O GLOBO - 01 de maio de 2008.
Leia os principais trechos do manifesto contra as cotas entregue ao Supremo Tribunal Federal: “Nós, intelectuais da sociedade civil, sindicalistas, empresários e ativistas dos movimentos negros e outros movimentos sociais, dirigimonos respeitosamente aos juízes da corte mais alta, que recebeu do povo constituinte a prerrogativa de guardiã da Constituição, para oferecer argumentos contrários à admissão de cotas raciais na ordem política e jurídica da República.

Na seara do que Vossas Excelências dominam, apontamos a Constituição Federal, no seu Artigo 19, que estabelece: ‘É vedado à União, aos estados, ao Distrito Federal e aos municípios criar distinções entre brasileiros ou preferências entre si’. O Artigo 208 dispõe que: ‘O dever do Estado com a educação será efetivado mediante a garantia de acesso aos níveis mais elevados do ensino, da pesquisa e da criação artística, segundo a capacidade de cada um’. (...) As palavras da Lei emanam de uma tradição brasileira, que cumpre exatos 120 anos desde a Abolição da escravidão, de não dar amparo a leis e políticas raciais.

No intuito de justificar o rompimento dessa tradição, os proponentes das cotas raciais sustentam que o princípio da igualdade de todos perante a lei exige tratar desigualmente os desiguais. Ritualmente, eles citam a Oração aos Moços, na qual Rui Barbosa, inspirado em Aristóteles, explica que: ‘A regra da igualdade não consiste senão em aquinhoar desigualmente aos desiguais, na medida em que se desigualam. Nesta desigualdade social, proporcionada à desigualdade natural, é que se acha a verdadeira lei da igualdade’. O método de tratar desigualmente os desiguais, a que se refere, é aquele aplicado, com justiça, em campos tão distintos quanto o sistema tributário, por meio da tributação progressiva, e as políticas sociais de transferência de renda.

Mas a sua invocação para sustentar leis raciais não é mais que um sofisma.

Os concursos vestibulares, pelos quais se dá o ingresso no ensino superior de qualidade ‘segundo a capacidade de cada um’, não são promotores de desigualdades, mas se realizam no terreno semeado por desigualdades sociais prévias. A pobreza no Brasil tem todas as cores. De acordo com dados da Pesquisa Nacional por Amostra de Domicílios (PNAD) de 2006, entre 43 milhões de pessoas de 18 a 30 anos de idade, 12,9 milhões tinham renda familiar per capita de meio salário mínimo ou menos. Neste grupo mais pobre, 30% classificavamse a si mesmos como ‘brancos’, 9% como ‘pretos’, e 60% como ‘pardos’. Desses 12,9 milhões, apenas 21% dos ‘brancos’ e 16% dos ‘pretos’ e ‘pardos’ haviam completado o ensino médio, mas muito poucos, de qualquer cor, continuaram estudando depois disso. Basicamente, são diferenças de renda, com tudo que vem associado a elas, e não de cor, que limitam o acesso ao ensino superior.
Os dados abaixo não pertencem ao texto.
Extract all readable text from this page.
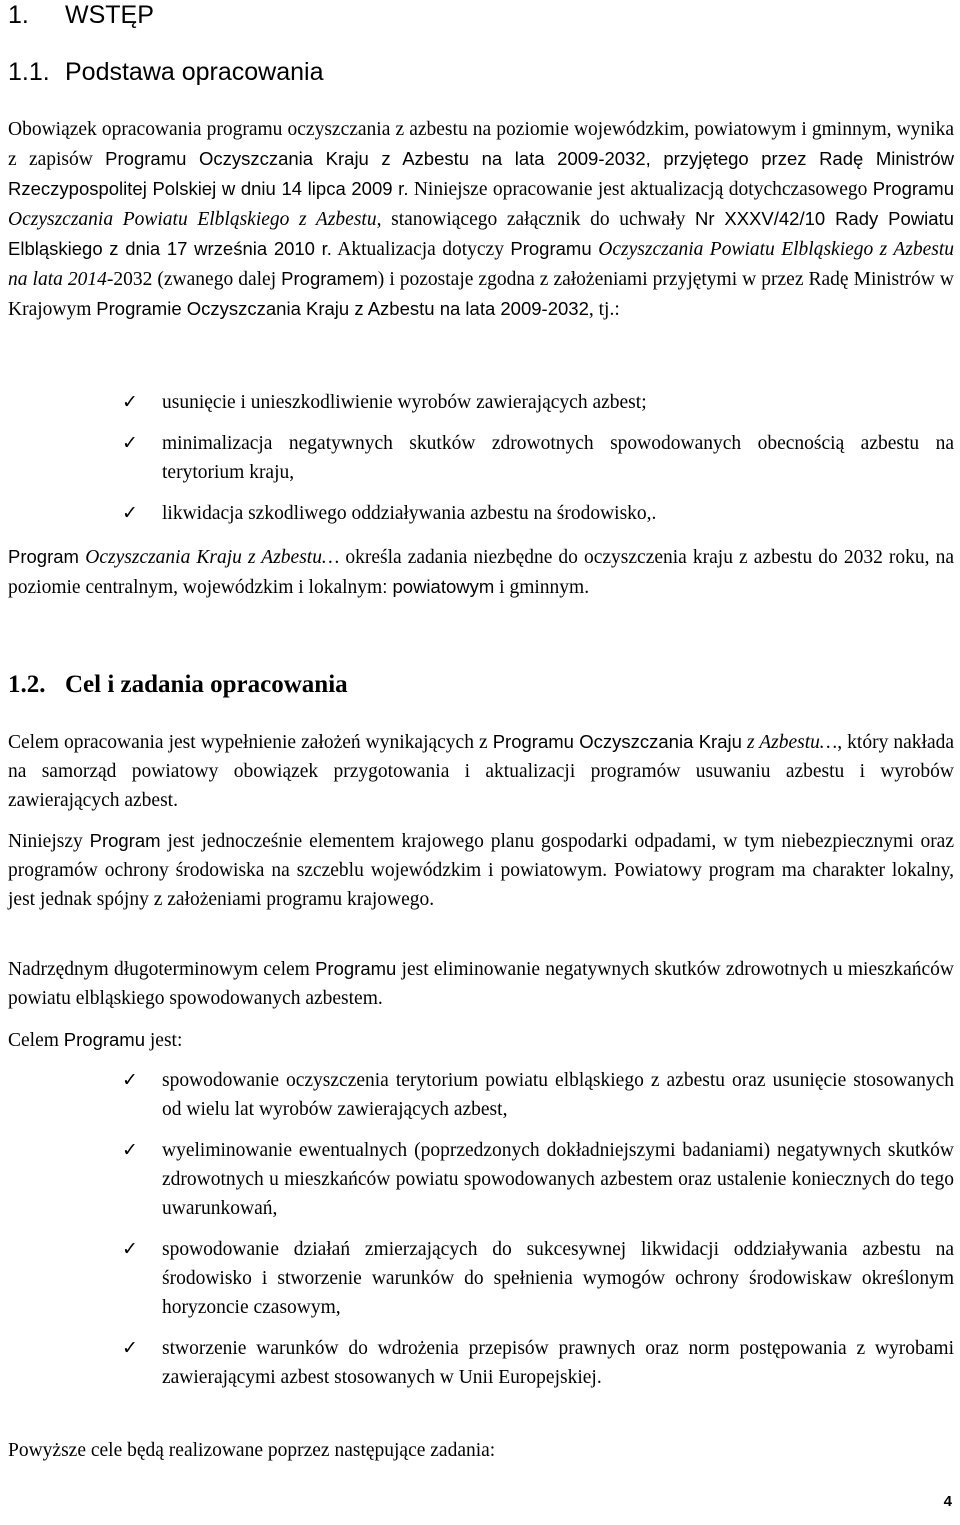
1. WSTĘP
1.1. Podstawa opracowania

Obowiązek opracowania programu oczyszczania z azbestu na poziomie wojewódzkim, powiatowym i gminnym, wynika z zapisów Programu Oczyszczania Kraju z Azbestu na lata 2009-2032, przyjętego przez Radę Ministrów Rzeczypospolitej Polskiej w dniu 14 lipca 2009 r. Niniejsze opracowanie jest aktualizacją dotychczasowego Programu Oczyszczania Powiatu Elbląskiego z Azbestu, stanowiącego załącznik do uchwały Nr XXXV/42/10 Rady Powiatu Elbląskiego z dnia 17 września 2010 r. Aktualizacja dotyczy Programu Oczyszczania Powiatu Elbląskiego z Azbestu na lata 2014-2032 (zwanego dalej Programem) i pozostaje zgodna z założeniami przyjętymi w przez Radę Ministrów w Krajowym Programie Oczyszczania Kraju z Azbestu na lata 2009-2032, tj.:

✓ usunięcie i unieszkodliwienie wyrobów zawierających azbest;
✓ minimalizacja negatywnych skutków zdrowotnych spowodowanych obecnością azbestu na terytorium kraju,
✓ likwidacja szkodliwego oddziaływania azbestu na środowisko,.

Program Oczyszczania Kraju z Azbestu… określa zadania niezbędne do oczyszczenia kraju z azbestu do 2032 roku, na poziomie centralnym, wojewódzkim i lokalnym: powiatowym i gminnym.

1.2. Cel i zadania opracowania

Celem opracowania jest wypełnienie założeń wynikających z Programu Oczyszczania Kraju z Azbestu…, który nakłada na samorząd powiatowy obowiązek przygotowania i aktualizacji programów usuwaniu azbestu i wyrobów zawierających azbest.

Niniejszy Program jest jednocześnie elementem krajowego planu gospodarki odpadami, w tym niebezpiecznymi oraz programów ochrony środowiska na szczeblu wojewódzkim i powiatowym. Powiatowy program ma charakter lokalny, jest jednak spójny z założeniami programu krajowego.

Nadrzędnym długoterminowym celem Programu jest eliminowanie negatywnych skutków zdrowotnych u mieszkańców powiatu elbląskiego spowodowanych azbestem.

Celem Programu jest:

✓ spowodowanie oczyszczenia terytorium powiatu elbląskiego z azbestu oraz usunięcie stosowanych od wielu lat wyrobów zawierających azbest,
✓ wyeliminowanie ewentualnych (poprzedzonych dokładniejszymi badaniami) negatywnych skutków zdrowotnych u mieszkańców powiatu spowodowanych azbestem oraz ustalenie koniecznych do tego uwarunkowań,
✓ spowodowanie działań zmierzających do sukcesywnej likwidacji oddziaływania azbestu na środowisko i stworzenie warunków do spełnienia wymogów ochrony środowiskaw określonym horyzoncie czasowym,
✓ stworzenie warunków do wdrożenia przepisów prawnych oraz norm postępowania z wyrobami zawierającymi azbest stosowanych w Unii Europejskiej.

Powyższe cele będą realizowane poprzez następujące zadania:

4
Apresentadas como maneira de reduzir as desigualdades sociais, as cotas raciais não contribuem para isso, ocultam uma realidade trágica e desviam as atenções dos desafios imensos e das urgências, sociais e educacionais, com os quais se defronta a nação. E, contudo, mesmo no universo menor dos jovens que têm a oportunidade de almejar o ensino superior de qualidade, as cotas raciais não promovem a igualdade, mas apenas acentuam desigualdades prévias ou produzem novas desigualdades. (...) (...) A PNAD de 2006 informa que 9,41 milhões de estudantes cursavam o ensino médio, mas apenas 5,87 milhões freqüentavam o ensino superior, dos quais só uma minoria de 1,44 milhão estavam matriculados em instituições superiores públicas. As leis de cotas raciais não alteram em nada esse quadro e não proporcionam inclusão social.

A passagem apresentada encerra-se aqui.